AD699: Data Mining for Business Analytics
Individual Assignment #4
Fall 2024
You will submit two files:
(1) a PDF with your write-up, along with
(2) the script you used to generate your results.
Task 1: Association rules
For this portion of the assignment, we will be using data from Groceries, a dataset that can be found with the arules package. Each row in the file represents one buyer’s purchases. This link provides some helpful templated examples for generating association rules:
http://r-statistics.co/Association-Mining-With-R.html
1. Describe “Groceries” by answering following questions:
● What is the class of “Groceries”?
● How many rows and columns does Groceries contain?
2. Generate an item frequency barplot for the grocery items with support rate greater
than 8.5%. Include a screenshot of your results, along with the code you used to do this. Orient this plot horizontally, and fill the bars with any color of your choice.
3. Now, create a subset of rules that contain your grocery item (you can find your item in the spreadsheet in Blackboard). Select any one rule with your item on the left-hand side, and any one rule with your item on the right-hand side, and explain them in the way you would explain them to your roommate (I’m assuming your roommate is a smart person who is unfamiliar with data mining).

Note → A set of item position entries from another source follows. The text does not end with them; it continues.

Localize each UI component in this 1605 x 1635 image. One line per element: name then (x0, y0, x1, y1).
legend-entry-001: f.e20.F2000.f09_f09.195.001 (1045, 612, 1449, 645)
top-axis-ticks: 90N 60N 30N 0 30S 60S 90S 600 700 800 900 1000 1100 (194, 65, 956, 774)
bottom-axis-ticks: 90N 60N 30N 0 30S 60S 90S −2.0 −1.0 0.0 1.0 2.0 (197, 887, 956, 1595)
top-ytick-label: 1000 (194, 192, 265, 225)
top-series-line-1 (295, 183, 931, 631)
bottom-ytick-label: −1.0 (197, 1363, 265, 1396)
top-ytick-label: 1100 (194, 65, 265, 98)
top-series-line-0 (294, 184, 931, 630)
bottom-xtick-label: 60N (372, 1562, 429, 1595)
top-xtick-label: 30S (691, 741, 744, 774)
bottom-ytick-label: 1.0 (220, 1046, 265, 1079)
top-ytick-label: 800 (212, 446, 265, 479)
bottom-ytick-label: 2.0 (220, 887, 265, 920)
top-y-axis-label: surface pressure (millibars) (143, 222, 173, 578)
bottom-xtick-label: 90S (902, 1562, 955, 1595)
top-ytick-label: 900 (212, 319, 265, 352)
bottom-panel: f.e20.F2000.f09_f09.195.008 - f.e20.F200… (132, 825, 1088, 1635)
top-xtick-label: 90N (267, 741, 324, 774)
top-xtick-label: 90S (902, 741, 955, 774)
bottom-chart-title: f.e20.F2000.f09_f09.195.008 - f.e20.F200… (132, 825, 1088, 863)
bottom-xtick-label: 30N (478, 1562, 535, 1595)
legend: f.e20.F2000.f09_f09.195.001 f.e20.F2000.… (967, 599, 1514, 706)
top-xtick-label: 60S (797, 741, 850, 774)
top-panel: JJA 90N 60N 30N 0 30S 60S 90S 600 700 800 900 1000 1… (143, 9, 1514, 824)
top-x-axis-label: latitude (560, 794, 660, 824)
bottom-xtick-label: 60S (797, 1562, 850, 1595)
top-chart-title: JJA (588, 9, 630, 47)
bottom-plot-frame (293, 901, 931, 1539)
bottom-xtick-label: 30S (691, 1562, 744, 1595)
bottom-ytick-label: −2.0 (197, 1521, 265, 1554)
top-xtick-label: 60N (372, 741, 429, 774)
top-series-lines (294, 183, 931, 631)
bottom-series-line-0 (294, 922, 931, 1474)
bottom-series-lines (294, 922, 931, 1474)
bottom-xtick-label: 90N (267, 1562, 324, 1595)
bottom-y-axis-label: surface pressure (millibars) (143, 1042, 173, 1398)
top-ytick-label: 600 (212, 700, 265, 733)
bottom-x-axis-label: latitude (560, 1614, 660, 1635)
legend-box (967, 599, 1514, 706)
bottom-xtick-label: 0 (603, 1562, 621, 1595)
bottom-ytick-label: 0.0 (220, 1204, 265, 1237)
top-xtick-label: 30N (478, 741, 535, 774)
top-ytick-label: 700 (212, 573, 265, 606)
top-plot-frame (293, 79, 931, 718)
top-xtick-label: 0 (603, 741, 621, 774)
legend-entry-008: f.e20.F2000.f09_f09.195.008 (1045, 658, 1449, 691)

Remember, every rule has four components: support, coverage, confidence, and lift.
For each of your chosen rules (your grocery item on the left-hand side, and your grocery item on the right-hand side), include a screenshot of your rules, along with the code you used to generate the rules.
4. In a sentence or two, explain what meaning these rules might have for a store like Star Market. What could it do with this information?

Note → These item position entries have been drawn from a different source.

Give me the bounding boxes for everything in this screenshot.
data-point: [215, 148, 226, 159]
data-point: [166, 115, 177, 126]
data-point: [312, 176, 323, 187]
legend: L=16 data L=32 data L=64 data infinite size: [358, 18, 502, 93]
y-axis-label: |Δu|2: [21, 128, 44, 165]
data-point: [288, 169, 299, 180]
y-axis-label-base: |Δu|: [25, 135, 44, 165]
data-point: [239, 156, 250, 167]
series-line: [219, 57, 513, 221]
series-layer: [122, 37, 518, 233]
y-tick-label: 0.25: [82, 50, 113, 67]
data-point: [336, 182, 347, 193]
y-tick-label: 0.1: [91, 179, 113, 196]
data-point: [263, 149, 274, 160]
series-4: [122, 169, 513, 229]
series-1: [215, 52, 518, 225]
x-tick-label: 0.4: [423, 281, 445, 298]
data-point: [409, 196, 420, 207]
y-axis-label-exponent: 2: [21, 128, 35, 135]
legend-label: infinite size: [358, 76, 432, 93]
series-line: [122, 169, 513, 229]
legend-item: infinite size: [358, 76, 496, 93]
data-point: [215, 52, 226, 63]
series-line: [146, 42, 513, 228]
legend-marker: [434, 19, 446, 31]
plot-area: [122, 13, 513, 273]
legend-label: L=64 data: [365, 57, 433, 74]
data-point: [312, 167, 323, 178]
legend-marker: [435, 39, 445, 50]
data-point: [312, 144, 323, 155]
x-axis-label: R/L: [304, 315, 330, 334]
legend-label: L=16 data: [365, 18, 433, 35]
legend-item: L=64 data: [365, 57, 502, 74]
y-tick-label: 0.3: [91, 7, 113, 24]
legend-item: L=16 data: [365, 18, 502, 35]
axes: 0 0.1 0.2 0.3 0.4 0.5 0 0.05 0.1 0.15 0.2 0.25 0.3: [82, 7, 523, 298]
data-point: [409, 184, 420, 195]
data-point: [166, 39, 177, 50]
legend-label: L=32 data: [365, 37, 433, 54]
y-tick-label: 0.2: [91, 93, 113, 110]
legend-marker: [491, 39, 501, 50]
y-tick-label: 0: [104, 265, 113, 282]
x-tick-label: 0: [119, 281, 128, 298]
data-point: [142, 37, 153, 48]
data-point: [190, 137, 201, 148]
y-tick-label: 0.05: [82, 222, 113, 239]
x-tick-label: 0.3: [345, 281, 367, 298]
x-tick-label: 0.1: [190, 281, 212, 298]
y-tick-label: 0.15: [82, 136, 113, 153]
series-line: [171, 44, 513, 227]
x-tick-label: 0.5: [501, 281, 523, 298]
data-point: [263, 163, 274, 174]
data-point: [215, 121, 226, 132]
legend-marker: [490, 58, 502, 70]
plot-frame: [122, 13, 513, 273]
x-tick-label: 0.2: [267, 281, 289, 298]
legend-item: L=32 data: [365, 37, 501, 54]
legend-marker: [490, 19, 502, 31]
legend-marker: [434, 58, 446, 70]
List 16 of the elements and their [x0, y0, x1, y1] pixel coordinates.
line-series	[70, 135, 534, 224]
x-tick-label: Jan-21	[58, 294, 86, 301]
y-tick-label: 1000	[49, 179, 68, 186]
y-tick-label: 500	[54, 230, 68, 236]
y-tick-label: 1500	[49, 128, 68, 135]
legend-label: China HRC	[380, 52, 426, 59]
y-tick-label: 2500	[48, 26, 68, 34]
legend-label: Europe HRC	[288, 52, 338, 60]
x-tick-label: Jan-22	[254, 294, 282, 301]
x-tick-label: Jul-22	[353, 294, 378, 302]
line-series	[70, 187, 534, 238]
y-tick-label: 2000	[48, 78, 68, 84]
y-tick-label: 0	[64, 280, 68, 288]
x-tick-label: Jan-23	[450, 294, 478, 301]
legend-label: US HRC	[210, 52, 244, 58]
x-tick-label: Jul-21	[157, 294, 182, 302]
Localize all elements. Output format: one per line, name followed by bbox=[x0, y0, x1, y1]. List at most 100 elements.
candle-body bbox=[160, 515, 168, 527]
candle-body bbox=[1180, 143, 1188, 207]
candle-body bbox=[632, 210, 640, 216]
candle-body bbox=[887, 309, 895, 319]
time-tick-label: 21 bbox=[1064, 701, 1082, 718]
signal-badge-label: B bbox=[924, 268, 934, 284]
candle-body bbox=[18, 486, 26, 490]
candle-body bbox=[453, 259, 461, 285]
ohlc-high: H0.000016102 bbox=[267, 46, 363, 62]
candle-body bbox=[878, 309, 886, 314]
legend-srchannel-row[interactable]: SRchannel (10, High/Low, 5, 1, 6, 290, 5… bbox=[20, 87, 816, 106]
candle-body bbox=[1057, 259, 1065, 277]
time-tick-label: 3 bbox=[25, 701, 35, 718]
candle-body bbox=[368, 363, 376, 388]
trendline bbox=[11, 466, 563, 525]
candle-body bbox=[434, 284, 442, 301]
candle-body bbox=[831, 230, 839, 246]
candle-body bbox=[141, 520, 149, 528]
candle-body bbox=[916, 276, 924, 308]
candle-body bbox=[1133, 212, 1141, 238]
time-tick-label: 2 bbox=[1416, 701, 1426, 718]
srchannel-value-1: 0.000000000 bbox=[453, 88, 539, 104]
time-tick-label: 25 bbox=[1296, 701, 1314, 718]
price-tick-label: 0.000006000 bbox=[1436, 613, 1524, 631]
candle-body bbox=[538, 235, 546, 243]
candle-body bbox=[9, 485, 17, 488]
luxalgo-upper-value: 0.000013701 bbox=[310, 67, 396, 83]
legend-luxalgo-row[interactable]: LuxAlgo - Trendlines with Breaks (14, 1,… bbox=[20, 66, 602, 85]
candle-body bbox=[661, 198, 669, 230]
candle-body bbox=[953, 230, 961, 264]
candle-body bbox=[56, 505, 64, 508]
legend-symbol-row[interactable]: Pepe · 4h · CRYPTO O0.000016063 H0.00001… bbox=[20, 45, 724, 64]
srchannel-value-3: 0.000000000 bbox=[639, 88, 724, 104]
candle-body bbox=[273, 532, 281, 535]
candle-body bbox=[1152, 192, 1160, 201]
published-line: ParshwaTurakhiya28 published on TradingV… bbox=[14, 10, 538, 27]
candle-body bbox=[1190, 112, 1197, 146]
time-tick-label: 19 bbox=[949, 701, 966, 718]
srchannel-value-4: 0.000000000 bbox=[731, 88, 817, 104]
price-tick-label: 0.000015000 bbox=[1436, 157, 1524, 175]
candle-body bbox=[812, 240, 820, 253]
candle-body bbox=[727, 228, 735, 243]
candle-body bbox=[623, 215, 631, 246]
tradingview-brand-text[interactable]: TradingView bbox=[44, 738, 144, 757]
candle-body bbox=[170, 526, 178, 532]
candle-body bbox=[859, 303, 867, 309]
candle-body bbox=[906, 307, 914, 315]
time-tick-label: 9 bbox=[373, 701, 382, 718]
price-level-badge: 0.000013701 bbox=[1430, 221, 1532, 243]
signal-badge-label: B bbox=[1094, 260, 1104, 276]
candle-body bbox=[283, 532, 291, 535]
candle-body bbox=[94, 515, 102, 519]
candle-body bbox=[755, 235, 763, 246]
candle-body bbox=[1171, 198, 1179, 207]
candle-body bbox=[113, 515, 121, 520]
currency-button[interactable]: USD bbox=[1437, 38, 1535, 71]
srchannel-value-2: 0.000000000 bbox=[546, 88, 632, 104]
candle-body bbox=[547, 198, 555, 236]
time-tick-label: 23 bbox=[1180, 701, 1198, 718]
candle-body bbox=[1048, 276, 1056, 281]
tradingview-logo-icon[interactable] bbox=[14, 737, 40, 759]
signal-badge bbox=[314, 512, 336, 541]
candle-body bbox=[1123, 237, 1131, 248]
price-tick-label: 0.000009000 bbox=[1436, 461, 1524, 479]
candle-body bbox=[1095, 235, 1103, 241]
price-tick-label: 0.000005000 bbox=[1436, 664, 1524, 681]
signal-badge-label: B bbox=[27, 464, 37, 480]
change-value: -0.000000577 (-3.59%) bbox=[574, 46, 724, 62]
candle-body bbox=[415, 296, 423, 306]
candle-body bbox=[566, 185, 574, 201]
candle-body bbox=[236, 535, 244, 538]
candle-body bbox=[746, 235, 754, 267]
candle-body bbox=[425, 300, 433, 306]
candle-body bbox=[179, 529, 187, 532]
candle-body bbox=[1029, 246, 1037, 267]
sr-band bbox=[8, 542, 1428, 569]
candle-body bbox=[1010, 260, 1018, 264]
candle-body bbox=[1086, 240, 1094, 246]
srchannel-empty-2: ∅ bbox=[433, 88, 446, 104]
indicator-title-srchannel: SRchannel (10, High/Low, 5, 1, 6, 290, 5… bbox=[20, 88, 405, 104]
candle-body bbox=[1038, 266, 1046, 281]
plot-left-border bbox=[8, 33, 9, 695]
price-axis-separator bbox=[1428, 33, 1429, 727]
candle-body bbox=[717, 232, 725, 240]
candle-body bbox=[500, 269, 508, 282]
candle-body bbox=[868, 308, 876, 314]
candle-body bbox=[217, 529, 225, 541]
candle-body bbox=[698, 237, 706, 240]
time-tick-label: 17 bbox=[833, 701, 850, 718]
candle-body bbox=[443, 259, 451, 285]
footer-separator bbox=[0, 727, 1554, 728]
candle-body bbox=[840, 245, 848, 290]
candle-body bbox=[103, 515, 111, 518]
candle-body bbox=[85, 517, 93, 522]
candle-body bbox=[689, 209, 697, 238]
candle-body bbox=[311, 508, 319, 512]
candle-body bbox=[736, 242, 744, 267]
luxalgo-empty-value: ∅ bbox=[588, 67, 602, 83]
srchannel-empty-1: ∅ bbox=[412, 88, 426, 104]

5. Using the plot() function in the arulesViz package, generate a scatter plot of any three rules involving your grocery item. Include a screenshot of your plot, along with the code you used to generate the plot. Describe your results in a sentence or two.

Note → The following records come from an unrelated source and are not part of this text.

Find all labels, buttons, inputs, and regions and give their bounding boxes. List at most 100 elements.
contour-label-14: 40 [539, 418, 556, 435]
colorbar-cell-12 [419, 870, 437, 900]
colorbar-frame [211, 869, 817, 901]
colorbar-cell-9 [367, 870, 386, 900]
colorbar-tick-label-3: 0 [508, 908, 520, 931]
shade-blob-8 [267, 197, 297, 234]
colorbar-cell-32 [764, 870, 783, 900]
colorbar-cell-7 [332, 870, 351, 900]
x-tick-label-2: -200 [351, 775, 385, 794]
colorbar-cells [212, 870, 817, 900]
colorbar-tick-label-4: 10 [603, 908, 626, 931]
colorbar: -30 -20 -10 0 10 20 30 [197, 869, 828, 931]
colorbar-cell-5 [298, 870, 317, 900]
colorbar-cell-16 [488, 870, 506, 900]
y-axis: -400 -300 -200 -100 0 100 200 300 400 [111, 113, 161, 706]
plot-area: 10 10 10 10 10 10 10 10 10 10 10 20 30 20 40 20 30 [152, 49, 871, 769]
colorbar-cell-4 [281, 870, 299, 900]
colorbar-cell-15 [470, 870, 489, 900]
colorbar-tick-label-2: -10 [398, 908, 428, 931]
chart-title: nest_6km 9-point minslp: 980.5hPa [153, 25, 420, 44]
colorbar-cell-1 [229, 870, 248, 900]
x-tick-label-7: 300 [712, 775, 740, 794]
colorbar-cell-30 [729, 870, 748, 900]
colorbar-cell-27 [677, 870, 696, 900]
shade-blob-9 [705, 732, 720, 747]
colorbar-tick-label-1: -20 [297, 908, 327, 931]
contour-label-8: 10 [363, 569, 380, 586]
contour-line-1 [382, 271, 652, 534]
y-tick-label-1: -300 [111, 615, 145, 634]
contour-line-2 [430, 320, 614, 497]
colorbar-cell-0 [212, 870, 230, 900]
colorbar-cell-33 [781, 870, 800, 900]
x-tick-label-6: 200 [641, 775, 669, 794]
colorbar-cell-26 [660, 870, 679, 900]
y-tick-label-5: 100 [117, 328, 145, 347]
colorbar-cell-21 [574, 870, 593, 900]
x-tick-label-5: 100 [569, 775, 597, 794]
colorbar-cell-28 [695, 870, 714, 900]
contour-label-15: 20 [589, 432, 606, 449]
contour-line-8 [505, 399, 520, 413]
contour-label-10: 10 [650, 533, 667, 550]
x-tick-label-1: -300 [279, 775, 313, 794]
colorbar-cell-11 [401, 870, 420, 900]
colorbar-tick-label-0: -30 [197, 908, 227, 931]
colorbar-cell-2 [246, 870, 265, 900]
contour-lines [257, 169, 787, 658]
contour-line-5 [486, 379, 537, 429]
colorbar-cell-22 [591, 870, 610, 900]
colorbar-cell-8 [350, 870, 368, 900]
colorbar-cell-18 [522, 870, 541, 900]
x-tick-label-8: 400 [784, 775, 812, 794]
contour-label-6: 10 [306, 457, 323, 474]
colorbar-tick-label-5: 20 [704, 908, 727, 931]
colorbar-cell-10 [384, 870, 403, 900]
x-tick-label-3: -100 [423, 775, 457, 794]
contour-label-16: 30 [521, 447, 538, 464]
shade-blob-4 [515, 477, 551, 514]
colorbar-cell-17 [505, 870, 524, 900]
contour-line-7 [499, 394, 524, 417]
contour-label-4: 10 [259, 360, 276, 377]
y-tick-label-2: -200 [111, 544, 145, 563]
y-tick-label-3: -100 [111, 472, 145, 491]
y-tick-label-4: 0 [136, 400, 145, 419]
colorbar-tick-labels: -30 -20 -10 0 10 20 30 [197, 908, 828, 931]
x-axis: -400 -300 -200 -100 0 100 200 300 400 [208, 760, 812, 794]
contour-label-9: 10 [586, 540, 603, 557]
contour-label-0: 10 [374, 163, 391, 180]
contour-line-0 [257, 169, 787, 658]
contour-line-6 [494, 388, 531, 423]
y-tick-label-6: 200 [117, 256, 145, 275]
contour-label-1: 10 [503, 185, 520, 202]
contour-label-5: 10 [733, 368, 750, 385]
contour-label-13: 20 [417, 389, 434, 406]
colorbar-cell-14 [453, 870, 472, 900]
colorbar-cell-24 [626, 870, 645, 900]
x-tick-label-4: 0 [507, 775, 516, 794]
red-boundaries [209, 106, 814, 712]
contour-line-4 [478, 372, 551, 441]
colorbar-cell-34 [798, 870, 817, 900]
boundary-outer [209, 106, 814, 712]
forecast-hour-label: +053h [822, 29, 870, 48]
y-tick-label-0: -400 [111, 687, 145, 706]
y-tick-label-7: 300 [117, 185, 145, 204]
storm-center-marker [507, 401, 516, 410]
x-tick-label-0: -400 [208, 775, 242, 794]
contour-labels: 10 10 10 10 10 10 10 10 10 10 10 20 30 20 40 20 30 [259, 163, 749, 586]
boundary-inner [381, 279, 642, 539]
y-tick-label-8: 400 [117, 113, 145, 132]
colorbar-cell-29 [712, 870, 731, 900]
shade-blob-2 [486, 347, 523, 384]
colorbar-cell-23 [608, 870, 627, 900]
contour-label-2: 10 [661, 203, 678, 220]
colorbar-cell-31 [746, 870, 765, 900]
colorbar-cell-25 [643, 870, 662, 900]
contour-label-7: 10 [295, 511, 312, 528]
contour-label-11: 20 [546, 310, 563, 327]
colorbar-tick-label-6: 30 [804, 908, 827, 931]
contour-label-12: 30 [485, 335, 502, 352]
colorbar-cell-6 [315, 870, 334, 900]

6. Again using the plot() function in the arulesViz package, generate a plot for any three of your rules. This time, add two more arguments to the function: method="graph", engine="htmlwidget" What do you see now? Include a screenshot of your plot, along with the code you used to generate the plot. Describe your results in a sentence or two
– what is diferent about this plot, compared to the one that you generated in the previous step?
Task 2: Classification Tree
1. Bring the dataset CreditCard from the AER package into your R environment.
2. Use the head() function to get a sneak preview of your dataset, and spend a few minutes exploring the data. In about 3-4 sentences, how can you summarize this dataset? What does it seem to be about?
3. The response variable in our model for this section will be ‘card.’ If ‘card’ is not currently a factor variable, convert it into a factor.
a. What is the balance among the levels for card? In the full dataset, how many ‘no’ and how many ‘yes’ outcomes are there?
4. Using your seed value (from Assignment 2), partition your data into training (60%) and validation (40%) sets. Show the step(s) that you used to do this.
5. Build a tree model with this dataset, using card as your outcome variable.
6. Use rpart.plot to display a classification tree that depicts your model. (If the tree model is hard to see or read, that’s okay...but if you wish to change it, you can try changing some settings, such as cex, fallen.leaves, and varlen).
a. Then, adjust the way your model looks. Don’t change anything about the model itself, but use a new combination of values for ‘type’ and/or ‘extra’ in rpart.plot to change the appearance of the tree.
b. Try yet another alternative way of viewing your model. Show your results.
c. Now, write a couple of sentences about what you saw with each of the three graphical versions of your model. Which one do you like best, and why?
7. Describe the split that’s created at your tree’s root node (what variable did it split on, and what rule did it use?). Why is the root node significant?
8. Did all the input variables from the dataset appear in your model diagram? If not, why not?
9. Describe any one rule that your tree generates regarding whether an applicant will be approved for a credit card. To describe a rule, just trace any path along your tree from the root node to a terminal node.
10. Now, build another tree model. This time, set a complexity parameter of 0, and use minsplit =2, to make the tree as large as possible. Show what your overfittree looks like, using rpart.plot. Don’t worry about interpreting this tree – just show it.
11. Using five-fold cross-validation, determine the optimal complexity parameter (cp) for a tree model built with your training data. Demonstrate this by showing your cptable and stating which cp value you chose.
12. Generate a new tree model, with the cp value that you found previously.
13. Use rpart.plot to show your new tree model (the pruned tree). Show this with your preferred “type” and “extra” settings in rpart.plot.
14a. Create confusion matrices in R to assess the performance of your huge tree against your training and validation sets. How did it perform?
b. Now, create confusion matrices to assess your optimally-sized tree model (the one that you built after cross-validation). How was this optimally-sized model’s performance against the training and validation sets? What happened to the diference between the two accuracy values as you went from the huge tree to the optimal one?
c. Why would it be reasonable to expect that the diference between training set accuracy and validation set accuracy would decrease when using a pruned tree?